Housing also seems to be picking up. It seems like savvy investors are picking up rental property. Think about that for one moment, if housing prices drop below what renters are paying for rent, why rent? Buy a house. So as housing prices decrease, the rental market goes to hell. In some places like Detroit Michigan or Helmet, California, home prices have hit $80,000, that’s the construction cost of the house with zero land value. The net result home builders disappear. $600 dollars a month would move you into a home. I hear Fannie and Freddie Blowin' In The Wind; get a free toaster with your purchase of a house.

Then we have state budgets and legislators on the road to nowhere. The recently elected New Jersey governor Chris Christie is starting to get the state moving in the right direction. Here is a Link worth watching, it's about 26 minutes . He has the right ideas. He knows what he’s doing, won’t get him re elected. Maybe some of the right people, to fix this mess, are getting elected.

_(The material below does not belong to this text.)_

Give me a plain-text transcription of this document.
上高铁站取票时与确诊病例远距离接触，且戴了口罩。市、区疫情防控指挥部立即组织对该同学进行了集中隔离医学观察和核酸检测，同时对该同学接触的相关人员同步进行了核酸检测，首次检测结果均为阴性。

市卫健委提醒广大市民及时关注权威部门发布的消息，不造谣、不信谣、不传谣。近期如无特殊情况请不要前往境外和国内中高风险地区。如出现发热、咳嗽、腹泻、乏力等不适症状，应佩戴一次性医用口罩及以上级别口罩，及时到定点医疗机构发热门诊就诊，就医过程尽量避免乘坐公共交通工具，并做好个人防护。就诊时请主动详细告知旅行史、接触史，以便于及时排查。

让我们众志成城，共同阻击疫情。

And finally, public employee retirement plans are making the news. Taxpayers are beginning to realize the retirement benefits are a bit on the extravagant side. The state financing (nationwide) needed to keep these plans funded, are a couple of trillion dollars short, three to be exact (so far). It will be interesting to see where this money comes from.

If you are wealthy, you’re oblivious to today’s hard times. Some Indian father threw a $200,000 wedding in downtown San Diego yesterday. He even rented an elephant, see the picture below.

It kind of makes one wonder about the distribution of wealth in the world. Opulent consumption of this sort during hard times never sits well with the masses. The quote “Let them eat cake” comes to mind and we know how that turned out.